University of Bristol

Beacon House

Queen’s Road

Bristol

BS8 1QU

Or you can email your request to freedom-information@bristol.ac.uk, quoting your FOI reference number at the head of this letter.

SMOMBIE GATE’S RESPONSE:

We’re not happy with your response.

1. I’d like to ask the same questions again about your ‘5G test labs’. You are deliberately misinterpreting and being too literal as to what was requested. You in fact call them ’test labs’ in your last FOI response. As you’re testing 5G within them, they were refered to as 5G test labs. Your response here:

“The antennas used for transmission are within the test labs. There are no permanent installations of 5G research hardware and no hardware is currently on test.”

2. Here’s a map – http://www.bristol.ac.uk/media-library/sites/maps/documents/campus_map-oct_2018.pdf – We’d like to know what areas you’re testing RF. This is in the interest of Bristol and UK parents who will be deciding on what Universities they will allow their children to go to, I am one of them. So to hold this information back is not logical.

3. We’d like to ask how you believe by us publishing information about your research will have a negative impact on the local economy and impede innovation that researchers are currently working to deliver in conjunction with a large number of stakeholders, both public and private please? We’re first and foremost concerned about the health and safety of all students present and future attending Bristol University. We believe it is in the public interest to tell anyone who needs to know how exactly you’re testing experimental technology and frequencies purchased from the MOD in a University full of people. This has a huge impact on thousands of parents and students making their University selection, therefore it is in the public interest.

4. Previously you stated in your FOI to us that you test 5G on campus ’several times a month’.

5. You stated this about safety: “It is clearly important that the public are reassured that the University is conducting research in a safe, ethical and sustainable manner. We also acknowledge that the University has a duty to reassure the public that research undertaken at the university does not negatively affect their health or the environment in which they live.”

We as the UK public stated in 3. have a right to know the details requested in the last FOI for the reasons stated in 3.

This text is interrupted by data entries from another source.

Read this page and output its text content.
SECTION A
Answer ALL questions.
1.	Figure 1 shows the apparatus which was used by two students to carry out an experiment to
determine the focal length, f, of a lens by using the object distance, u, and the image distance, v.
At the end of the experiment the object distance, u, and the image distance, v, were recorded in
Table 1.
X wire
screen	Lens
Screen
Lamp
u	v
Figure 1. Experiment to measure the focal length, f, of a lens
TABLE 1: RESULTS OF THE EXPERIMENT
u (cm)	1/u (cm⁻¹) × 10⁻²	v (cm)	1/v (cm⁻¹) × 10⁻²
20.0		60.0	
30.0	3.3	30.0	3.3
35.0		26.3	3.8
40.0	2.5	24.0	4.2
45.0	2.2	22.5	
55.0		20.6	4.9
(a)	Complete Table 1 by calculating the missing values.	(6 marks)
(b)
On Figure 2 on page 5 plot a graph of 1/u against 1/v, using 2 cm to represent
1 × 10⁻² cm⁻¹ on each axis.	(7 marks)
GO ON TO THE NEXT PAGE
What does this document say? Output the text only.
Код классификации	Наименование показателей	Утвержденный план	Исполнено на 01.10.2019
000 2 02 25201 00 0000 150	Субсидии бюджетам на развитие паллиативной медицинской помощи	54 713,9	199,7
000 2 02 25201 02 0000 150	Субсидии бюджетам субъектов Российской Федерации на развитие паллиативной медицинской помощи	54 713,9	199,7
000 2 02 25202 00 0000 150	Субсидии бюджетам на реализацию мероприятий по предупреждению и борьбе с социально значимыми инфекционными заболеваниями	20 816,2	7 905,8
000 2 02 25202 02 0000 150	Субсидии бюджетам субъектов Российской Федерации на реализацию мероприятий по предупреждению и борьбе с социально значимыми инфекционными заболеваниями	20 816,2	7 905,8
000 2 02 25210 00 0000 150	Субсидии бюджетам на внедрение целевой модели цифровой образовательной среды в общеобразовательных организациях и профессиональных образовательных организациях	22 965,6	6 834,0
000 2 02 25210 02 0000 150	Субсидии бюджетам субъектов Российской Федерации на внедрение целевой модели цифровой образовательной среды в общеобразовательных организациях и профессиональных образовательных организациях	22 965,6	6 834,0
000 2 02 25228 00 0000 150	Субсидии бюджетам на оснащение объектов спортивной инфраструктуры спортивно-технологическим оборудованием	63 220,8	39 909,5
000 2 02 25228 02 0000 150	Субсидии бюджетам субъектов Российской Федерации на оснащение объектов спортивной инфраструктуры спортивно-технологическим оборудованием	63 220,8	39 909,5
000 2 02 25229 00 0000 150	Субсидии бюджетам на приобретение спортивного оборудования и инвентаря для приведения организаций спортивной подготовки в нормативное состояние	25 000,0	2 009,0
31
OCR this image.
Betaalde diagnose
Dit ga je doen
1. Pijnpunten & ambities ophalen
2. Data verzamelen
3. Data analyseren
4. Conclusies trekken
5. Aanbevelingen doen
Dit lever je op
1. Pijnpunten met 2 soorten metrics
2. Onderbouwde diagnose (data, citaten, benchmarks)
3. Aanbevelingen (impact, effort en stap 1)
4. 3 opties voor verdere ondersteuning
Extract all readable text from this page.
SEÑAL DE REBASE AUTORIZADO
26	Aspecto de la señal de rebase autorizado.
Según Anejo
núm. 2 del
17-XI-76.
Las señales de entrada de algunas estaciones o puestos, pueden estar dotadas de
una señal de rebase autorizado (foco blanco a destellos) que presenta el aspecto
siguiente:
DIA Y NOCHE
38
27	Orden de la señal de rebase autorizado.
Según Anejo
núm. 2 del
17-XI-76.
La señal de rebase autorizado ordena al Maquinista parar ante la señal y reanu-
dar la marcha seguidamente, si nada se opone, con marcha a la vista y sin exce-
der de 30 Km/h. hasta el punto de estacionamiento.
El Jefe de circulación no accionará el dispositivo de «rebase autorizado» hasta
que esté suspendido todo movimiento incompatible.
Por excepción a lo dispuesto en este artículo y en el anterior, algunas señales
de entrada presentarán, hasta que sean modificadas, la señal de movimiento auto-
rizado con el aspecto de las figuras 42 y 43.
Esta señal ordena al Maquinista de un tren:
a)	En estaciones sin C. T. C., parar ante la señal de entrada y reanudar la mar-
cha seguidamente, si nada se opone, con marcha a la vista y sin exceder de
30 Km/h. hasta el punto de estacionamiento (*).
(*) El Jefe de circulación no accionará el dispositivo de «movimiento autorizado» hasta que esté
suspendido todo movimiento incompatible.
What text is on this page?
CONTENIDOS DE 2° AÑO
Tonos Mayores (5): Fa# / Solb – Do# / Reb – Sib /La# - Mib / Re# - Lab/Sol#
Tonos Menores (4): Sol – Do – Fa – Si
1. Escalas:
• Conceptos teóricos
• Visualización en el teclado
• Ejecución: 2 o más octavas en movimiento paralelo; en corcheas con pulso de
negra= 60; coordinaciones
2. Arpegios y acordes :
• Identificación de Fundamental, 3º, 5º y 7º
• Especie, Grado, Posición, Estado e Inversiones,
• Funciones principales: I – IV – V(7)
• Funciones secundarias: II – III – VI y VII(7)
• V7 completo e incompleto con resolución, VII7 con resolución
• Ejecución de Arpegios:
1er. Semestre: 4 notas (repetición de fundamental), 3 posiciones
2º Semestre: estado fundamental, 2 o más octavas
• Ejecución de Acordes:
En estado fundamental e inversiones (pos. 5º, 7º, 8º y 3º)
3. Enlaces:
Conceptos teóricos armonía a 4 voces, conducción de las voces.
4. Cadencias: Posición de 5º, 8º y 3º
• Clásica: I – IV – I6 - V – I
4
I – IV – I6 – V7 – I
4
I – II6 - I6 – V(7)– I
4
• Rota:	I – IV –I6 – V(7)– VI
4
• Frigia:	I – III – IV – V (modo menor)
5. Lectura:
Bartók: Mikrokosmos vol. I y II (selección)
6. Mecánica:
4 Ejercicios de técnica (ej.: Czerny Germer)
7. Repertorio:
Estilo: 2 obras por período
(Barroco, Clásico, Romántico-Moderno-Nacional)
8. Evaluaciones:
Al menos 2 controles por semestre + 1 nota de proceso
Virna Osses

6. Knowing the dates of when the experiments took place in the past do not correlate with your unwillingness to share the information. This is past information and just the dates, frequencies and power ratings used cannot be used by any organisation to the detriment of the staff and students of Bristol University. We’d like to know the dates all tests were made as per our previous FOI request, as this is of public interest, so all parents, students and residents in and around Bristol university can use this information for their own benefit.

7. The interested parties as stated in 3. need to understand the technology you use and who makes it, so we can understand the sources of patents and ownership. Our interest is in the public interest, as we need to be able to understand if there are any direct or indirect links with the military through working with certain partners and corporations. If this remains secret to Bristol University, then parents, students and the wider public cannot make informed decisions.

8. Can you state whether or not that the suicide and sudden death of student of Bristol University students is in relation to any RF testing you’re conducting in your labs, campus or in and around the public?